The MoMebot is equipped with “smart navigation algorithms powered by A.I.” enabling autonomous operation. This allows for door-to-door delivery services without direct human control. The discussion acknowledges the broader advancements in AI and the availability of tools that facilitate the development of AI-powered robotic applications.

Technical Term: AI (Artificial Intelligence) – The simulation of human intelligence processes by computer systems.

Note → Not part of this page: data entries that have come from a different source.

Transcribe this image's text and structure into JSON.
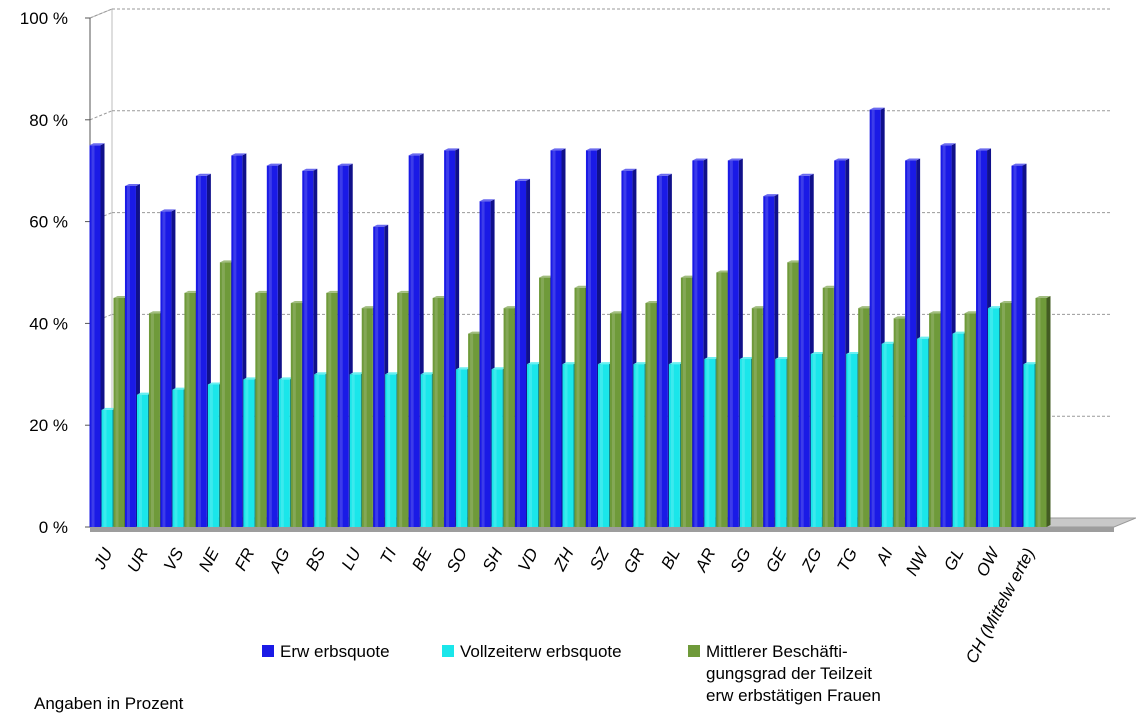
{
  "chart_data": {
    "type": "bar",
    "categories": [
      "JU",
      "UR",
      "VS",
      "NE",
      "FR",
      "AG",
      "BS",
      "LU",
      "TI",
      "BE",
      "SO",
      "SH",
      "VD",
      "ZH",
      "SZ",
      "GR",
      "BL",
      "AR",
      "SG",
      "GE",
      "ZG",
      "TG",
      "AI",
      "NW",
      "GL",
      "OW",
      "CH (Mittelwerte)"
    ],
    "series": [
      {
        "name": "Erwerbsquote",
        "color": "#1a1ae6",
        "values": [
          75,
          67,
          62,
          69,
          73,
          71,
          70,
          71,
          59,
          73,
          74,
          64,
          68,
          74,
          74,
          70,
          69,
          72,
          72,
          65,
          69,
          72,
          82,
          72,
          75,
          74,
          71
        ]
      },
      {
        "name": "Vollzeiterwerbsquote",
        "color": "#1ae6ea",
        "values": [
          23,
          26,
          27,
          28,
          29,
          29,
          30,
          30,
          30,
          30,
          31,
          31,
          32,
          32,
          32,
          32,
          32,
          33,
          33,
          33,
          34,
          34,
          36,
          37,
          38,
          43,
          32
        ]
      },
      {
        "name": "Mittlerer Beschäftigungsgrad der Teilzeit erwerbstätigen Frauen",
        "color": "#6f9a3a",
        "values": [
          45,
          42,
          46,
          52,
          46,
          44,
          46,
          43,
          46,
          45,
          38,
          43,
          49,
          47,
          42,
          44,
          49,
          50,
          43,
          52,
          47,
          43,
          41,
          42,
          42,
          44,
          45
        ]
      }
    ],
    "ytick_labels": [
      "0 %",
      "20 %",
      "40 %",
      "60 %",
      "80 %",
      "100 %"
    ],
    "ylim": [
      0,
      100
    ],
    "grid": true,
    "legend_position": "bottom"
  },
  "legend": [
    {
      "label": "Erw erbsquote",
      "color": "#1a1ae6"
    },
    {
      "label": "Vollzeiterw erbsquote",
      "color": "#1ae6ea"
    },
    {
      "label": "Mittlerer Beschäfti-\ngungsgrad der Teilzeit\nerw erbstätigen Frauen",
      "color": "#6f9a3a"
    }
  ],
  "category_labels": [
    "JU",
    "UR",
    "VS",
    "NE",
    "FR",
    "AG",
    "BS",
    "LU",
    "TI",
    "BE",
    "SO",
    "SH",
    "VD",
    "ZH",
    "SZ",
    "GR",
    "BL",
    "AR",
    "SG",
    "GE",
    "ZG",
    "TG",
    "AI",
    "NW",
    "GL",
    "OW",
    "CH (Mittelw erte)"
  ],
  "note": "Angaben in Prozent"
}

4. Market Competition & the Role of China

The conversation addresses the competitive landscape of the robotics industry, specifically highlighting the dominance of Chinese companies. The speaker acknowledges China’s strong position due to its large market size and readily available AI tools. However, they emphasize that while many possess the technical skills, translating those skills into successful, marketable robotic solutions remains an open question.

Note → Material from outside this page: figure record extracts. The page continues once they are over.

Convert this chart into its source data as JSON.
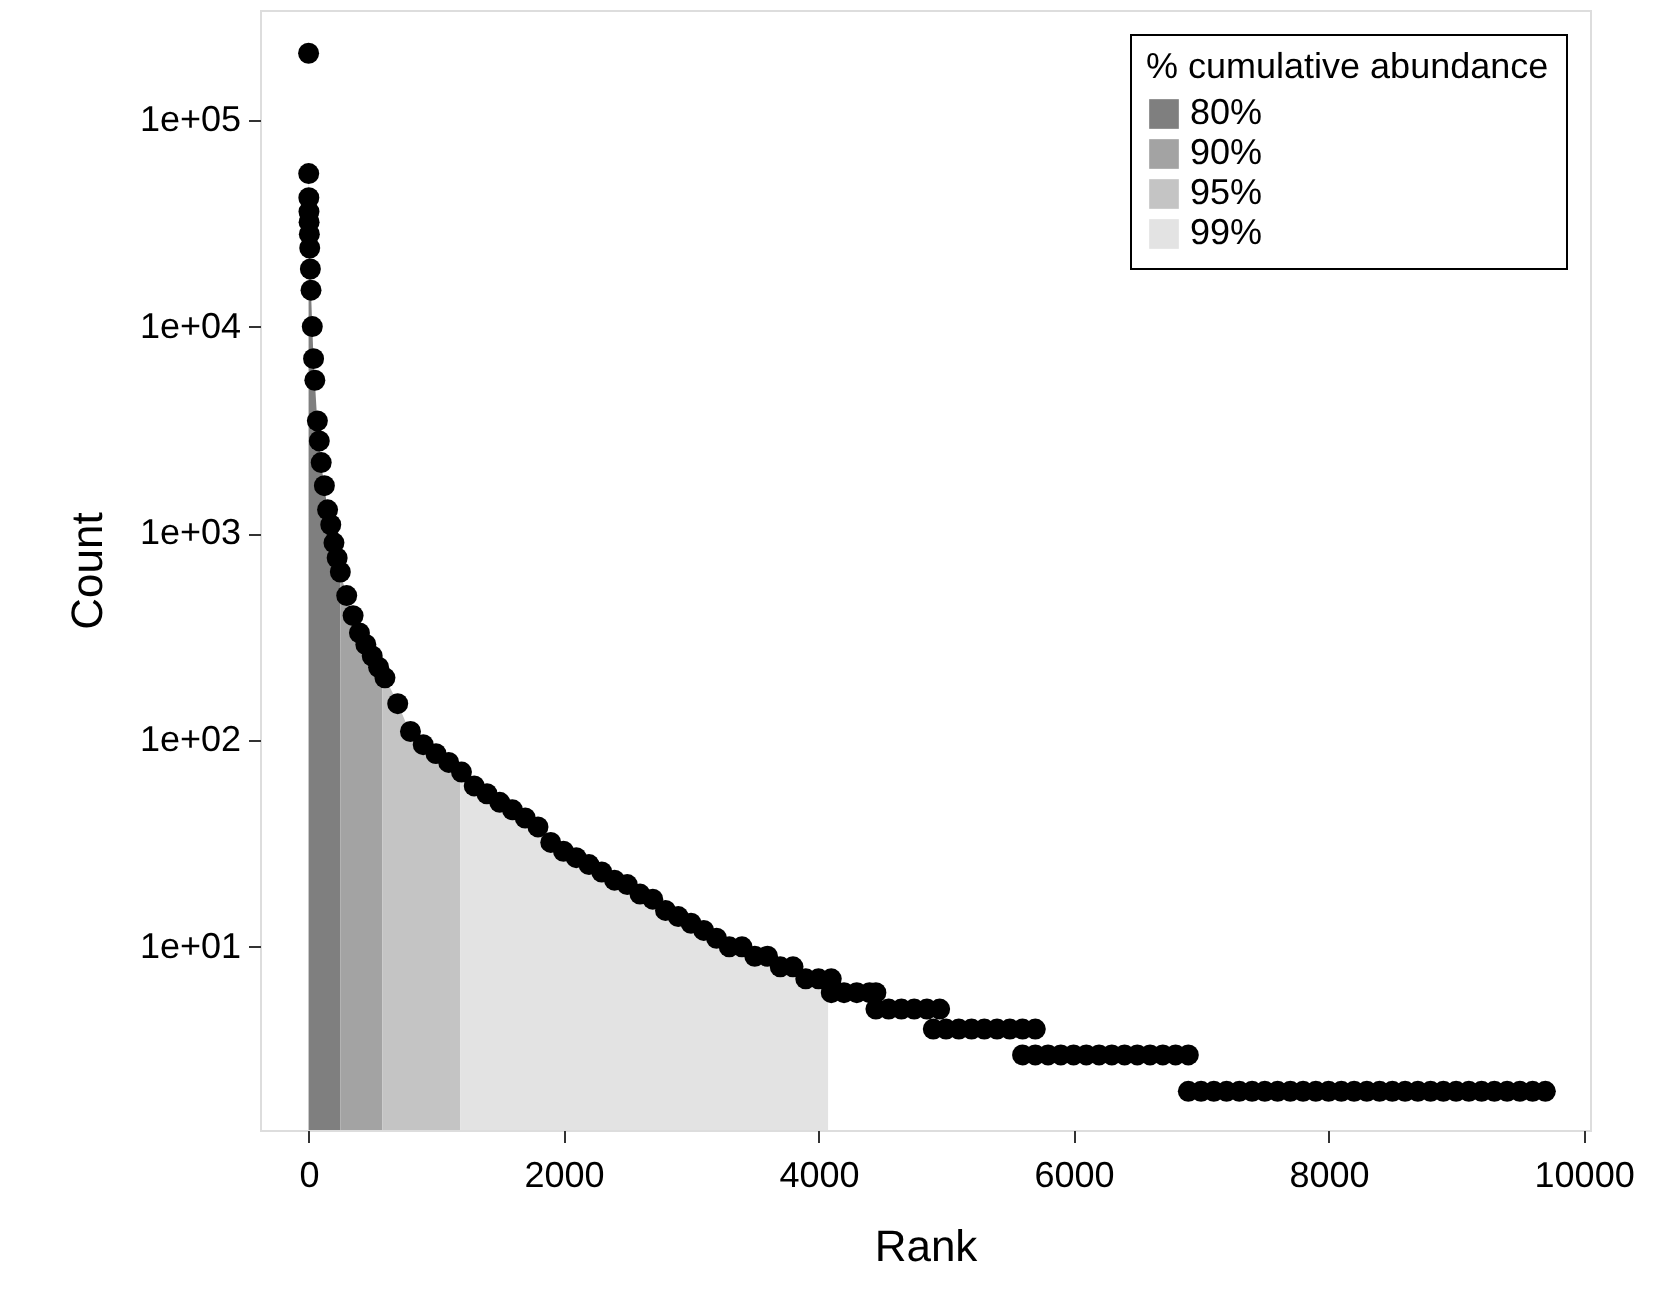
{
  "chart_data": {
    "type": "scatter",
    "xlabel": "Rank",
    "ylabel": "Count",
    "log": "y",
    "grid": false,
    "legend": "top right",
    "legend_title": "% cumulative abundance",
    "xlim": [
      -380,
      10050
    ],
    "ylim": [
      1.3,
      340000
    ],
    "xticks": [
      0,
      2000,
      4000,
      6000,
      8000,
      10000
    ],
    "yticks": [
      {
        "value": 10,
        "label": "1e+01"
      },
      {
        "value": 100,
        "label": "1e+02"
      },
      {
        "value": 1000,
        "label": "1e+03"
      },
      {
        "value": 10000,
        "label": "1e+04"
      },
      {
        "value": 100000,
        "label": "1e+05"
      }
    ],
    "series": [
      {
        "type": "area",
        "name": "80%",
        "color": "#7f7f7f",
        "x": [
          1,
          2,
          3,
          4,
          5,
          7,
          10,
          15,
          20,
          30,
          40,
          50,
          70,
          85,
          100,
          125,
          150,
          175,
          200,
          225,
          250
        ],
        "values": [
          210000,
          55000,
          42000,
          36000,
          32000,
          28000,
          24000,
          19000,
          15000,
          10000,
          7000,
          5500,
          3500,
          2800,
          2200,
          1700,
          1300,
          1100,
          900,
          760,
          650
        ]
      },
      {
        "type": "area",
        "name": "90%",
        "color": "#a3a3a3",
        "x": [
          250,
          300,
          350,
          400,
          450,
          500,
          550,
          580
        ],
        "values": [
          650,
          500,
          400,
          330,
          290,
          255,
          225,
          210
        ]
      },
      {
        "type": "area",
        "name": "95%",
        "color": "#c4c4c4",
        "x": [
          580,
          600,
          700,
          800,
          900,
          1000,
          1100,
          1190
        ],
        "values": [
          210,
          200,
          150,
          110,
          95,
          86,
          78,
          71
        ]
      },
      {
        "type": "area",
        "name": "99%",
        "color": "#e3e3e3",
        "x": [
          1190,
          1300,
          1400,
          1500,
          1600,
          1700,
          1800,
          1900,
          2000,
          2100,
          2200,
          2300,
          2400,
          2500,
          2600,
          2700,
          2800,
          2900,
          3000,
          3100,
          3200,
          3300,
          3400,
          3500,
          3600,
          3700,
          3800,
          3900,
          4000,
          4075
        ],
        "values": [
          71,
          60,
          55,
          50,
          46,
          42,
          38,
          32,
          29,
          27,
          25,
          23,
          21,
          20,
          18,
          17,
          15,
          14,
          13,
          12,
          11,
          10,
          10,
          9,
          9,
          8,
          8,
          7,
          7,
          7
        ]
      },
      {
        "color": "#000000",
        "marker": "circle",
        "x": [
          1,
          2,
          3,
          4,
          5,
          7,
          10,
          15,
          20,
          30,
          40,
          50,
          70,
          85,
          100,
          125,
          150,
          175,
          200,
          225,
          250,
          300,
          350,
          400,
          450,
          500,
          550,
          600,
          700,
          800,
          900,
          1000,
          1100,
          1200,
          1300,
          1400,
          1500,
          1600,
          1700,
          1800,
          1900,
          2000,
          2100,
          2200,
          2300,
          2400,
          2500,
          2600,
          2700,
          2800,
          2900,
          3000,
          3100,
          3200,
          3300,
          3400,
          3500,
          3600,
          3700,
          3800,
          3900,
          4000,
          4100,
          4100,
          4200,
          4300,
          4400,
          4450,
          4450,
          4550,
          4650,
          4750,
          4850,
          4950,
          4900,
          5000,
          5100,
          5200,
          5300,
          5400,
          5500,
          5600,
          5700,
          5600,
          5700,
          5800,
          5900,
          6000,
          6100,
          6200,
          6300,
          6400,
          6500,
          6600,
          6700,
          6800,
          6900,
          6900,
          7000,
          7100,
          7200,
          7300,
          7400,
          7500,
          7600,
          7700,
          7800,
          7900,
          8000,
          8100,
          8200,
          8300,
          8400,
          8500,
          8600,
          8700,
          8800,
          8900,
          9000,
          9100,
          9200,
          9300,
          9400,
          9500,
          9600,
          9700
        ],
        "values": [
          210000,
          55000,
          42000,
          36000,
          32000,
          28000,
          24000,
          19000,
          15000,
          10000,
          7000,
          5500,
          3500,
          2800,
          2200,
          1700,
          1300,
          1100,
          900,
          760,
          650,
          500,
          400,
          330,
          290,
          255,
          225,
          200,
          150,
          110,
          95,
          86,
          78,
          70,
          60,
          55,
          50,
          46,
          42,
          38,
          32,
          29,
          27,
          25,
          23,
          21,
          20,
          18,
          17,
          15,
          14,
          13,
          12,
          11,
          10,
          10,
          9,
          9,
          8,
          8,
          7,
          7,
          7,
          6,
          6,
          6,
          6,
          6,
          5,
          5,
          5,
          5,
          5,
          5,
          4,
          4,
          4,
          4,
          4,
          4,
          4,
          4,
          4,
          3,
          3,
          3,
          3,
          3,
          3,
          3,
          3,
          3,
          3,
          3,
          3,
          3,
          3,
          2,
          2,
          2,
          2,
          2,
          2,
          2,
          2,
          2,
          2,
          2,
          2,
          2,
          2,
          2,
          2,
          2,
          2,
          2,
          2,
          2,
          2,
          2,
          2,
          2,
          2,
          2,
          2,
          2
        ]
      }
    ]
  }
}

Data/Observation: Chinese companies currently hold the largest market share in robotics.

Quote: “Chinese company has ideally the largest size of market. So that is definitely a really strong point.”

5. Humanoid Robotics: Challenges & Future Prospects

The discussion shifts to the growing trend of humanoid robotics, referencing Boston Dynamics’ Atlas robot. The speaker acknowledges the inherent difficulties in creating functional humanoids, identifying mobility and manipulation as the two primary challenges. They believe achieving both simultaneously is a long-term goal, but one that is achievable with continued engineering efforts.

Key Argument: While humanoid robots are a compelling vision, significant technological hurdles remain before they become widely practical.

Quote: “But right now, I think in the recent survival, we have a two. A long, long way because a lot of people, if they accumulate it, can do everything. But as an engineer, that kind of thing will happen someday because a lot of engineers try their best.”

6. Interdisciplinary Robotics & Addressing Societal Needs

The speaker highlights the potential for combining different robotic technologies to address specific societal problems. They use the example of integrating cleaning robots with mobile platforms, particularly in the context of South Korea’s labor shortage. This illustrates the potential of robotics to fill gaps in the workforce and improve efficiency.

Case Study/Application: Combining cleaning robots with mobile platforms to address labor shortages in cleaning services.

Quote: “So we can just, you know, replace the shortage of the labor. We laboratory technology, for example.”

7. Collaboration & Knowledge Sharing

The speaker mentions a collaborative environment within their robotics lab, sharing technology and research with other scientists and engineers. This open exchange of knowledge is seen as crucial for accelerating innovation.

Conclusion

The discussion paints a picture of a rapidly evolving robotics landscape. The MoMebot represents a practical application of current technology, focused on addressing the immediate need for efficient last-mile delivery. While acknowledging the challenges and competition in the field, the speaker expresses optimism about the future of robotics, particularly the potential for interdisciplinary solutions and the eventual realization of more advanced humanoid systems. The emphasis on addressing real-world problems, like labor shortages, underscores the potential of robotics to contribute to societal well-being.